Por exemplo, os dados mostraram que as reservas de Denver estavam diminuindo rapidamente devido aos atrasos climáticos, mas "também nos permitiram rastrear essa falha de Denver a Las Vegas", diz ele. Embora não tenha havido condições climáticas severas na região, "nosso método ainda nos mostrava um declínio constante no número de aeronaves que conseguiam operar voos partindo de Las Vegas".
Ele diz que "o que descobrimos foi que havia essa circulação de aeronaves dentro da rede da Southwest, onde uma aeronave podia começar o dia na Califórnia e depois voar para Denver, e então terminar o dia em Las Vegas". O que aconteceu no caso dessa tempestade foi que o ciclo foi interrompido. Como resultado, "essa tempestade em Denver quebra o ciclo e, de repente, as reservas em Las Vegas, que não são afetadas pelo clima, começam a se deteriorar".

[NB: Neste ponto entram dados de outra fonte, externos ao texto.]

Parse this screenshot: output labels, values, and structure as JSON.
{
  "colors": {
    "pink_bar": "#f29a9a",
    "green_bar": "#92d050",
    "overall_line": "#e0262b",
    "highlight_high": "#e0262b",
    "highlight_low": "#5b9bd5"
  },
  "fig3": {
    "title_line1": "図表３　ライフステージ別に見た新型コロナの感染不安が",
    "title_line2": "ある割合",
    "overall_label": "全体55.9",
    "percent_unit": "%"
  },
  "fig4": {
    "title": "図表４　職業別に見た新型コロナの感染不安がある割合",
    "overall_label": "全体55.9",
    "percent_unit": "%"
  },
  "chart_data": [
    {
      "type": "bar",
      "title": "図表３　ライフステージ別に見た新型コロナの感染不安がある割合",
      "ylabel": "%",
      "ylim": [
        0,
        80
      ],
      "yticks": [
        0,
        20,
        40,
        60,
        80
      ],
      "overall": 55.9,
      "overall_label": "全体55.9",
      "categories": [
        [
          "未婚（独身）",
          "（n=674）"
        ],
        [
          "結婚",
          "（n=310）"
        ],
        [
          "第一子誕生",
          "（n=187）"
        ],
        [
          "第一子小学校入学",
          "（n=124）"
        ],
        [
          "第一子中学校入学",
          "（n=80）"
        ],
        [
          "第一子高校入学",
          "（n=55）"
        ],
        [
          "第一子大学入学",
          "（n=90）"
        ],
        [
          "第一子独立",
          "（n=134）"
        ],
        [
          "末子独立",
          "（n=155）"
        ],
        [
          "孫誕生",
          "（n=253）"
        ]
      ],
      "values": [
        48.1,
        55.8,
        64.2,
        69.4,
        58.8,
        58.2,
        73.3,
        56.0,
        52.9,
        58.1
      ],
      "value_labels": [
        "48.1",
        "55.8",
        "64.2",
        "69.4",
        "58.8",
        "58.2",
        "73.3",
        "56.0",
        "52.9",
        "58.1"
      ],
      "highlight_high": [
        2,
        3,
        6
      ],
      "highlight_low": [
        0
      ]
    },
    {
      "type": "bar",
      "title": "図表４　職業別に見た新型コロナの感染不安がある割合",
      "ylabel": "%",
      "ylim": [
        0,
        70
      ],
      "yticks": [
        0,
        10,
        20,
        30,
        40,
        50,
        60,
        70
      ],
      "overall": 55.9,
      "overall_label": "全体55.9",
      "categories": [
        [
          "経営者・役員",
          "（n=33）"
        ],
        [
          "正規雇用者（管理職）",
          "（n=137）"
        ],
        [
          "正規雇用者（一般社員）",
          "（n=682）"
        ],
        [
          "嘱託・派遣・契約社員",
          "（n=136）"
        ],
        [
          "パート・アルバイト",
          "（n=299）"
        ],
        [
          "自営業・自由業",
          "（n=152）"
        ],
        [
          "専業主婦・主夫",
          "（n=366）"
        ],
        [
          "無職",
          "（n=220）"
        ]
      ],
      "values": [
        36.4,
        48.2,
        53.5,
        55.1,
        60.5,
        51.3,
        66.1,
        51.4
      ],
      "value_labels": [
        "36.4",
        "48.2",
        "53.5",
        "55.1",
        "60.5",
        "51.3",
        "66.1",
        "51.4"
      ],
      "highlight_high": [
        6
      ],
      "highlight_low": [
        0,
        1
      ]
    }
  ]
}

No final, a Southwest foi forçada a tomar uma medida drástica para resolver o problema: eles tiveram que fazer uma "reinicialização forçada" de todo o seu sistema, cancelando todos os voos e voando com aeronaves vazias pelo país para reequilibrar suas reservas.
Trabalhando com especialistas em sistemas de transporte aéreo, os pesquisadores desenvolveram um modelo de como o sistema de agendamento deveria funcionar. Então, "o que nosso método faz é, essencialmente, tentar executar o modelo de trás para frente". Observando os resultados observados, o modelo permite que eles trabalhem de trás para frente para ver que tipos de condições iniciais poderiam ter produzido esses resultados.
Embora os dados sobre as falhas reais fossem escassos, os dados abrangentes sobre operações típicas ajudaram a ensinar o modelo computacional sobre "o que é viável, o que é possível, qual é o âmbito da possibilidade física aqui", diz Dawson. "Isso nos dá o conhecimento de domínio para então dizer, neste evento extremo, dado o espaço do que é possível, qual é a explicação mais provável" para a falha.
Isso poderia levar a um sistema de monitoramento em tempo real, diz ele, onde os dados sobre operações normais seriam constantemente comparados com os dados atuais, determinando a tendência. "Estamos caminhando para a normalidade ou para eventos extremos?" Identificar sinais de problemas iminentes poderia permitir medidas preventivas, como a redistribuição antecipada de aeronaves de reserva para áreas com problemas previstos.
O trabalho de desenvolvimento desses sistemas está em andamento em seu laboratório, diz Fan. Enquanto isso, eles produziram uma ferramenta de código aberto para analisar sistemas de falhas, chamada CalNF, que está disponível para qualquer pessoa usar. Dawson, que obteve seu doutorado no ano passado, está trabalhando como pós-doutorando para aplicar os métodos desenvolvidos neste trabalho à compreensão de falhas em redes elétricas.
A equipe de pesquisa também incluiu Max Li, da Universidade de Michigan, e Van Tran, da Universidade Harvard. O trabalho foi apoiado pela NASA, pelo Escritório de Pesquisa Científica da Força Aérea e pelo programa MIT-DSTA.